Mon goût d’archiver et celui de fabriquer des livres

Si je préfère le web ou les livres ? C’est comme me demander si je préfère boire ou manger, si je préfère mon père ou ma mère, si je préfère être amoureux ou en bonne santé, si je préfère lire ou écrire, enfin, vous avez compris. Je publie des trucs sur ce blog parce que je veux qu’ils soient publiés en ligne. Ce n’est pas un pis-aller à défaut de papier, une solution de secours, un ersatz de bouquin ou de revue. Le web — inutile de l’expliquer — a des qualités que le papier n’a pas. Une fois, j’ai donné forme livresque à des textes parus ici : Je connaîtrais Luçon. Ç’avait du sens, parce que c’était un segment du blog délimité dans le temps (deux mois de résidence) et dans l’espace (la Vendée) et parce que j’ai voulu faire apparaître des choses qui n’étaient pas visibles sur les billets tels qu’archivés sur le blog : le prolongement qu’ils avaient connus sur les réseaux, les conversations, surtout avec François qui m’a fait le cadeau d’un inédit. Si j’avais imprimé le blog tel quel, ç’aurait été nul : moins bien que le site, moins bien qu’un vrai livre. Et pourtant, souvent, je suis tenté. À cause de mon tropisme d’archiviste.

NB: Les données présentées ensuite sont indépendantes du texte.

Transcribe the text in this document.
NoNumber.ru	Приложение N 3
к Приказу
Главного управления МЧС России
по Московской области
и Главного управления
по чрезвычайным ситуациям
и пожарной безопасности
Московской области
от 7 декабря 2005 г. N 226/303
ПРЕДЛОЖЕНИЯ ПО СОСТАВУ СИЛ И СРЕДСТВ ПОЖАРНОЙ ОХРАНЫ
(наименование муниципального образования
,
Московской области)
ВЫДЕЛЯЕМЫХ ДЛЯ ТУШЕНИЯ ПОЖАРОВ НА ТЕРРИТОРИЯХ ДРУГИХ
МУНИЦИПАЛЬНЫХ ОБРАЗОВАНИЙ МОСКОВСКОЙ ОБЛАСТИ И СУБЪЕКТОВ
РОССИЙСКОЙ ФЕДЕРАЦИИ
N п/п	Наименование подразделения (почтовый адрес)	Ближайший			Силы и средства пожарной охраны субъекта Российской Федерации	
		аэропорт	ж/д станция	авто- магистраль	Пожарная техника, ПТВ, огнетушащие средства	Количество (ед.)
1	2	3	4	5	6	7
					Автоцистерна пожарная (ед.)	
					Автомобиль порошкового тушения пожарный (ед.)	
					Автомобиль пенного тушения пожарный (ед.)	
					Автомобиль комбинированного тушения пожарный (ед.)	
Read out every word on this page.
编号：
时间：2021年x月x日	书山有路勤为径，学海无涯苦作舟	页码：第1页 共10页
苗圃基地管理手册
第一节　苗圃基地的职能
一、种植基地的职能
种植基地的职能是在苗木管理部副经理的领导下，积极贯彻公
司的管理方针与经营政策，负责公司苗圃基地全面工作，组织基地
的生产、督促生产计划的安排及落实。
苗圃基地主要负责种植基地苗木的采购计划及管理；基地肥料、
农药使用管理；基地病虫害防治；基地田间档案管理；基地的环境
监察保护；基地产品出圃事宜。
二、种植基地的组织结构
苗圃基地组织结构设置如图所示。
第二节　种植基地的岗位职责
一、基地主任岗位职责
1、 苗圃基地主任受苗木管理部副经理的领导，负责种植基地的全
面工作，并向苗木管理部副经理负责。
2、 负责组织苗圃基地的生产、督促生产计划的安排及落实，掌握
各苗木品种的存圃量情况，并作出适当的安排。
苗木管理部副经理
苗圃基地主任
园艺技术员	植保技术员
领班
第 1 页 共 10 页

Les textes présents sur ce site ont beau être conservés automatiquement par les robots de la BNF (je les salue au passage), je continue de craindre qu’ils disparaissent : si demain, on ne peut plus accéder au web ? Mon côté « ceinture et bretelles » : et si demain, tout le papier brûlait ? Mon journal privé, une fois par an, je l’imprime : un exemplaire unique, relié, rangé dans un placard, en miroir du fichier stocké dans mon disque dur, et de son doublon envoyé dans un nuage. Mais je digresse, mon introduction est trop longue, il faut en venir au fait, c’est un peu compliqué pour moi quand il s’agit de me vendre (oui, vendre mon journal, c’est me vendre moi, ou presque) : je vais fabriquer une version papier des textes déjà publiés ici, et j’aimerais vous les vendre. Voilà, c’est dit.

Ce n’est donc pas « le site imprimé », car j’ai des notions de mise en page, quelques idées sur le travail éditorial, et un goût de lecteur : j’essaie de soigner le truc pour que ce soit intéressant. Je débarrasse les textes des liens, des tags, des fioritures propres au web ; de la plupart des images, aussi, car elles servent seulement à faciliter la lecture sur écran et le partage sur les réseaux. Je glisse quand même des illustrations dans ma maquette, mais différemment, en pleine page, et en noir : un langage propre au livre. Chaque volume regroupera six mois environ (deux saisons). Pas tous les textes (une sélection). Mais presque. Pas d’index, pour privilégier la lecture continue. Je relis, je corrige. Je le fais pour moi : mon goût d’archiver et celui de fabriquer des livres. De prendre du recul par rapport à des textes écrits il y a un an, deux ans : des billets écrits rapidement, d’une traite, en réaction à un événement ou à une émotion : que reste-t-il de ce geste, à l’épreuve de la distance ?

J’espère que ça intéressera quelques unes des personnes qui me lisent ici, fidèlement. La lecture du blog est gratuite, tandis que les livres publiés par mes éditeurs ne le sont pas. Ils ne me rapportent pas grand-chose, de toute façon. Pour moi, ce sont deux facettes d’un même travail. Alors, je crois qu’il ne serait pas absurde de proposer à celles et ceux qui en ont envie, et qui le peuvent, d’acheter ces recueils. Ce serait symbolique. Manière de me dire : « J’aime bien ce que tu fais, je soutiens ton travail, voilà un peu de sous, et j’aimerais recevoir ces livres en échange. » Si vous êtes fauché·e, pas de culpabilité, hein, je ne force personne. J’ouvre une souscription sur Ulule, on verra bien. Tout ce qui arrivera ne pourra que me faire plaisir. Si je reçois peu, ça m’aidera à payer le tirage, à m’offrir ce petit plaisir. Et si je reçois plus, oh la la, on pourra considérer que je sors gagnant de l’affaire, et donc : que mon travail d’écriture m’aura rapporté de l’argent. Ça semble un peu fou. On essaie ? Merci pour ça. Merci de me lire, surtout : c’est précieux de sentir que je n’écris pas seul dans le désert.